Le cofondateur d’Ethereum, Vitalik Buterin, a publié le 18 mai une analyse approfondie portant sur l’état actuel et les perspectives des techniques de vérification formelle (Formal Verification). Il estime que la vérification formelle assistée par l’IA deviendra « la forme ultime du développement logiciel », et indique qu’Ethereum jouera un rôle important dans l’architecture de « cœur de sécurité » du futur.
D’après l’article de Vitalik, la vérification formelle s’avère particulièrement adaptée aux scénarios où « l’objectif est bien plus difficile que la mise en œuvre ». Il liste clairement quatre composants technologiques clés pour la prochaine étape de mise à niveau d’Ethereum :
Signatures résistantes aux attaques quantiques : travaux de vérification formelle déjà réalisés sur des variantes de signatures SPHINCS
Systèmes de preuves STARK : le projet Arklib vise à créer une implémentation STARK entièrement vérifiée formellement
Algorithmes de consensus tolérant aux fautes byzantines : efforts actuels pour formaliser et prouver les propriétés de sécurité du consensus Lean
ZK-EVM : le projet evm-asm vise à établir une implémentation d’EVM intégralement vérifiée formellement (écriture en assembleur RISC-V)
Vitalik cite l’idée de Yoichi Hirai, et qualifie cette approche de « forme ultime du développement logiciel ».
D’après l’article de Vitalik, il décrit le schéma d’évolution futur de l’architecture logicielle :
Cœur de sécurité : renforcement continu par des méthodes formelles, porteur de la confiance la plus élevée ; Vitalik indique explicitement qu’Ethereum, le noyau des systèmes d’exploitation et les applications liées à l’Internet des objets deviendront le cœur de sécurité.
Périphérie non sûre : les composants périphériques s’exécutent dans un environnement sandbox, avec les autorisations minimales nécessaires à l’accomplissement des tâches ; si un composant périphérique tombe en panne, le cœur de sécurité assure la protection.

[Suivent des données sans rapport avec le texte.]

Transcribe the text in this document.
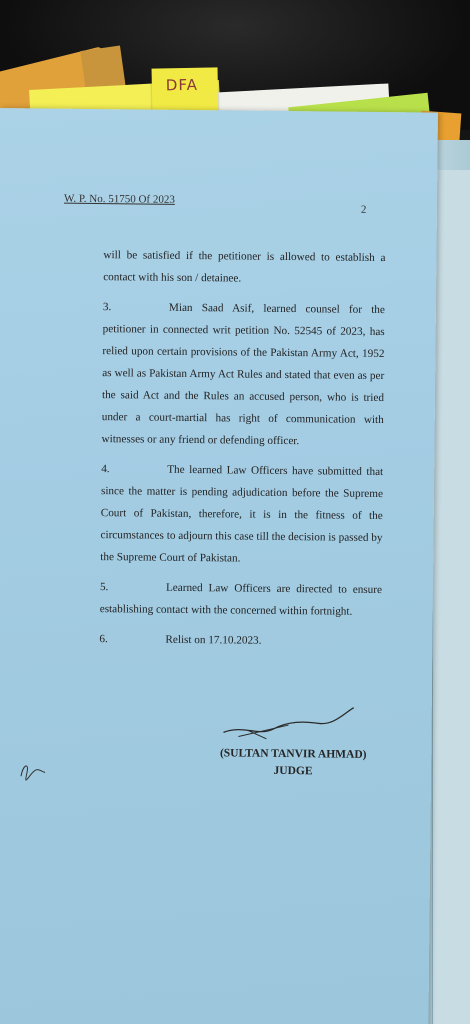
DFA
W. P. No. 51750 Of 2023
2

will be satisfied if the petitioner is allowed to establish a contact with his son / detainee.

3.	Mian Saad Asif, learned counsel for the petitioner in connected writ petition No. 52545 of 2023, has relied upon certain provisions of the Pakistan Army Act, 1952 as well as Pakistan Army Act Rules and stated that even as per the said Act and the Rules an accused person, who is tried under a court-martial has right of communication with witnesses or any friend or defending officer.

4.	The learned Law Officers have submitted that since the matter is pending adjudication before the Supreme Court of Pakistan, therefore, it is in the fitness of the circumstances to adjourn this case till the decision is passed by the Supreme Court of Pakistan.

5.	Learned Law Officers are directed to ensure establishing contact with the concerned within fortnight.

6.	Relist on 17.10.2023.

(SULTAN TANVIR AHMAD)
JUDGE
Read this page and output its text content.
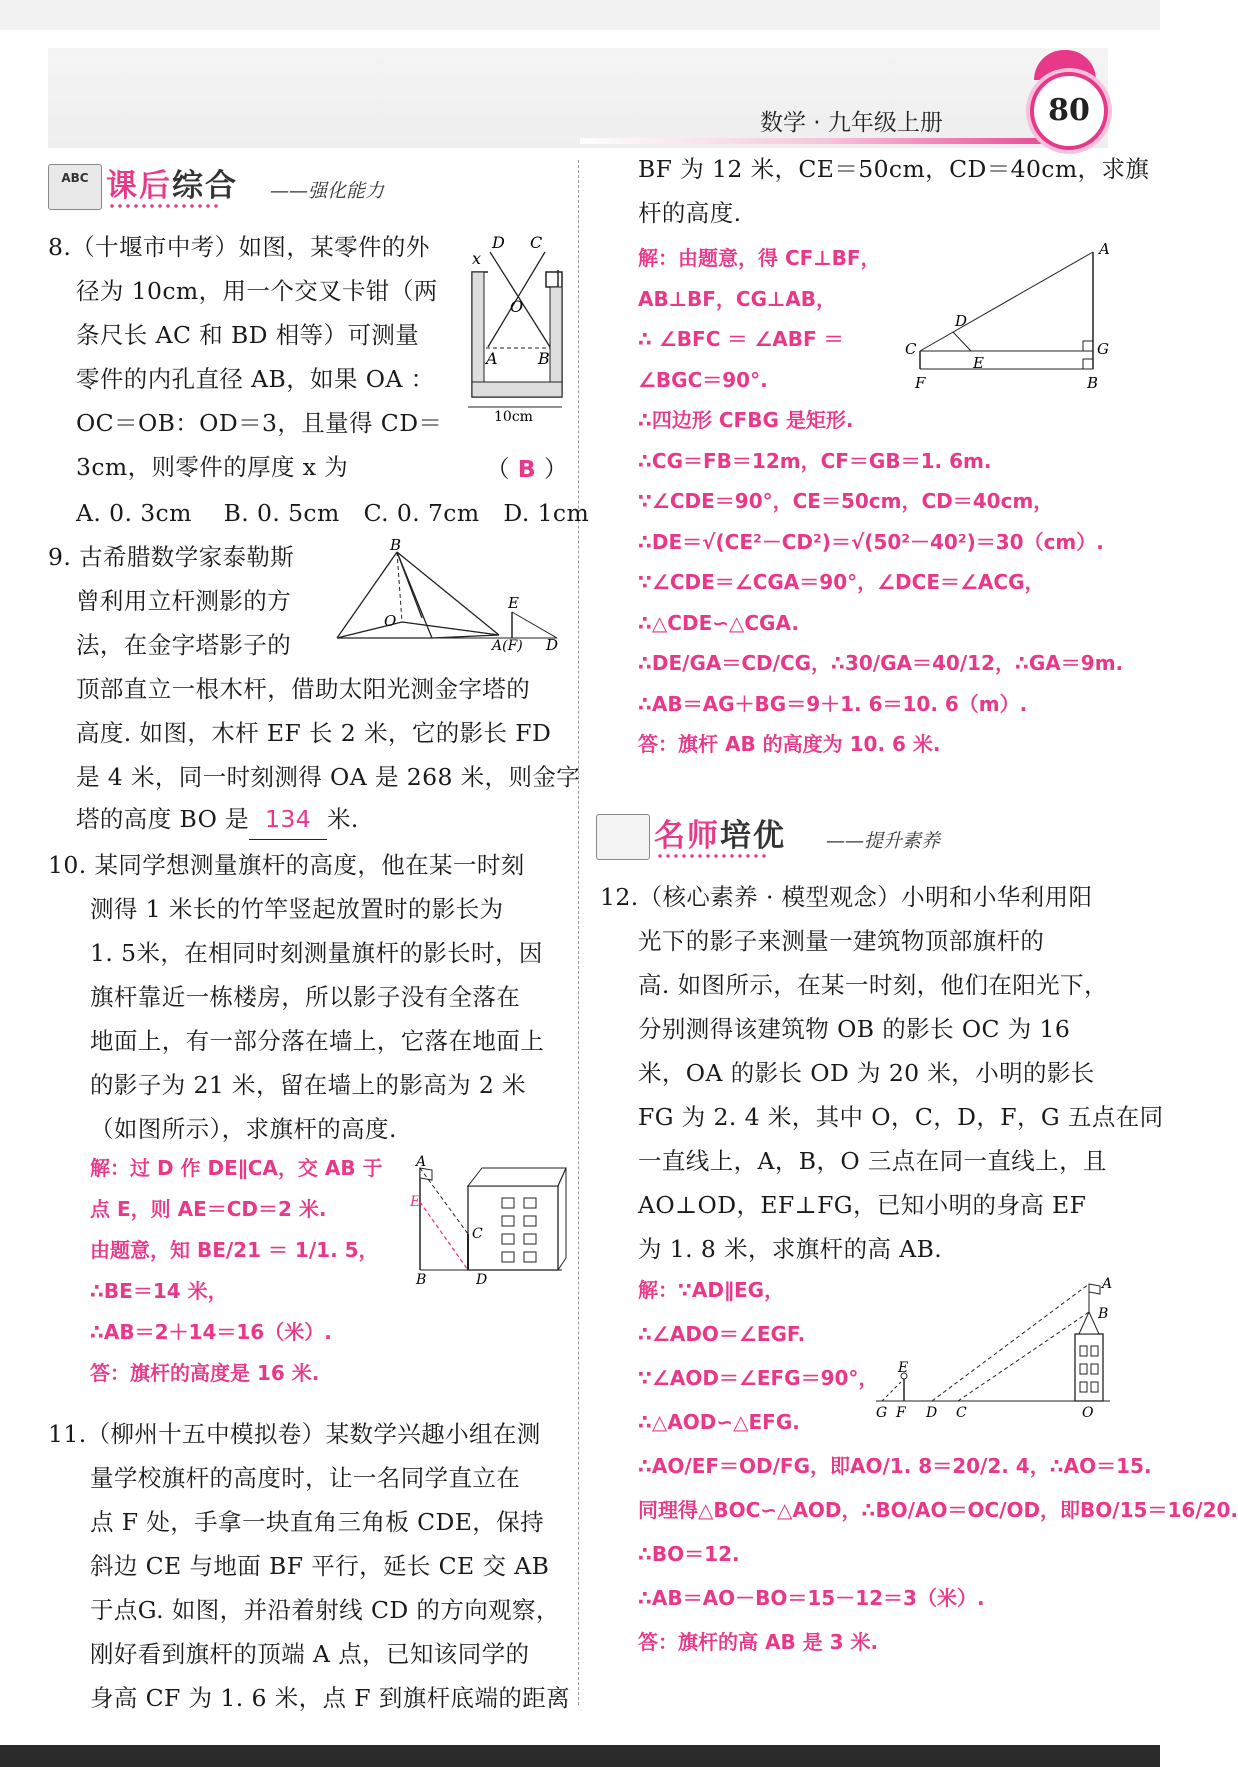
数学 · 九年级上册	80
ABC 课后综合 ——强化能力
8.（十堰市中考）如图，某零件的外
径为 10cm，用一个交叉卡钳（两
条尺长 AC 和 BD 相等）可测量
零件的内孔直径 AB，如果 OA ：
OC＝OB：OD＝3，且量得 CD＝
3cm，则零件的厚度 x 为	（ B ）
A. 0. 3cm　 B. 0. 5cm　C. 0. 7cm　D. 1cm
D C
x
O
A	B
10cm
9. 古希腊数学家泰勒斯
曾利用立杆测影的方
法，在金字塔影子的
顶部直立一根木杆，借助太阳光测金字塔的
高度. 如图，木杆 EF 长 2 米，它的影长 FD
是 4 米，同一时刻测得 OA 是 268 米，则金字
塔的高度 BO 是 134 米.
B
E
O
A(F) D
10. 某同学想测量旗杆的高度，他在某一时刻
测得 1 米长的竹竿竖起放置时的影长为
1. 5米，在相同时刻测量旗杆的影长时，因
旗杆靠近一栋楼房，所以影子没有全落在
地面上，有一部分落在墙上，它落在地面上
的影子为 21 米，留在墙上的影高为 2 米
（如图所示），求旗杆的高度.
解：过 D 作 DE∥CA，交 AB 于
点 E，则 AE＝CD＝2 米.
由题意，知 BE/21 ＝ 1/1. 5，
∴BE＝14 米，
∴AB＝2＋14＝16（米）.
答：旗杆的高度是 16 米.
A
E
C
B	D
11.（柳州十五中模拟卷）某数学兴趣小组在测
量学校旗杆的高度时，让一名同学直立在
点 F 处，手拿一块直角三角板 CDE，保持
斜边 CE 与地面 BF 平行，延长 CE 交 AB
于点G. 如图，并沿着射线 CD 的方向观察，
刚好看到旗杆的顶端 A 点，已知该同学的
身高 CF 为 1. 6 米，点 F 到旗杆底端的距离
BF 为 12 米，CE＝50cm，CD＝40cm，求旗
杆的高度.
解：由题意，得 CF⊥BF，
AB⊥BF，CG⊥AB，
∴ ∠BFC ＝ ∠ABF ＝
∠BGC＝90°.
∴四边形 CFBG 是矩形.
∴CG＝FB＝12m，CF＝GB＝1. 6m.
∵∠CDE＝90°，CE＝50cm，CD＝40cm，
∴DE＝√(CE²－CD²)＝√(50²－40²)＝30（cm）.
∵∠CDE＝∠CGA＝90°，∠DCE＝∠ACG，
∴△CDE∽△CGA.
∴DE/GA＝CD/CG，∴30/GA＝40/12，∴GA＝9m.
∴AB＝AG＋BG＝9＋1. 6＝10. 6（m）.
答：旗杆 AB 的高度为 10. 6 米.
A
D
C
E
G
F	B
名师培优 ——提升素养
12.（核心素养 · 模型观念）小明和小华利用阳
光下的影子来测量一建筑物顶部旗杆的
高. 如图所示，在某一时刻，他们在阳光下，
分别测得该建筑物 OB 的影长 OC 为 16
米，OA 的影长 OD 为 20 米，小明的影长
FG 为 2. 4 米，其中 O，C，D，F，G 五点在同
一直线上，A，B，O 三点在同一直线上，且
AO⊥OD，EF⊥FG，已知小明的身高 EF
为 1. 8 米，求旗杆的高 AB.
解：∵AD∥EG，
∴∠ADO＝∠EGF.
∵∠AOD＝∠EFG＝90°，
∴△AOD∽△EFG.
∴AO/EF＝OD/FG，即AO/1. 8＝20/2. 4，∴AO＝15.
同理得△BOC∽△AOD，∴BO/AO＝OC/OD，即BO/15＝16/20.
∴BO＝12.
∴AB＝AO－BO＝15－12＝3（米）.
答：旗杆的高 AB 是 3 米.
A
B
E
G F D C	O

Vitalik reconnaît que la vérification formelle n’est pas une solution miracle. Il s’appuie sur les travaux de chercheurs comme Nadim Kobeissi (Cryspen) pour confirmer trois principaux modes d’échec : omission partielle de la vérification (seule une partie du code est vérifiée, tandis que les parties non vérifiées présentent des défauts critiques) ; oubli dans les spécifications (erreurs dans le document de sécurité lui-même ou hypothèses erronées incluses dans la preuve) ; attaques par canal auxiliaire (attaques par canaux latéraux à la frontière entre logiciels et matériels difficiles à capturer avec les modèles existants).
Vitalik souligne que « l’exactitude prouvable » vérifie, par essence, la cohérence interne entre différentes intentions exprimées, plutôt que la correspondance absolue avec les intentions réelles des êtres humains.
D’après l’article de Vitalik, les outils disponibles comprennent : Lean (langage de preuve mathématique permettant de vérifier automatiquement des théorèmes) ; Claude et Deepseek 4 Pro (Vitalik confirme qu’ils sont suffisants pour écrire des preuves Lean) ; Leanstral (modèle à poids ouvert de 1190 milliards de paramètres, spécialisé dans un fine-tuning pour l’écriture de Lean, exécutable localement, et affichant de meilleures performances aux tests de référence que de nombreux modèles généralistes plus grands).
D’après l’article de Vitalik, Ethereum est similaire au noyau d’un système d’exploitation : il porte le plus haut niveau de confiance dans le processus de numérisation de la société. Il indique que l’objectif de conception du cœur de sécurité est d’atteindre une norme de sécurité qui n’autorise pas la prolifération de codes défectueux, et de consacrer toute la puissance de calcul additionnelle apportée par l’IA à l’amélioration de la sécurité du cœur de sécurité.
D’après l’analyse de Vitalik, leur point commun est que « l’objectif est bien plus difficile que la mise en œuvre » : leurs propriétés de sécurité peuvent être définies clairement via un langage mathématique, mais l’implémentation concrète est extrêmement complexe, ce qui correspond précisément au terrain où la vérification formelle est la plus utile.
D’après l’article de Vitalik, il recommande de laisser l’IA écrire le code Lean et les preuves mathématiques ; dans le final, l’utilisateur doit seulement vérifier que les énoncés prouvés correspondent à l’attendu, sans avoir à écrire lui-même le pénible code de preuve de bas niveau. Il confirme que Claude, Deepseek 4 Pro et Leanstral sont les principaux outils disponibles à l’heure actuelle.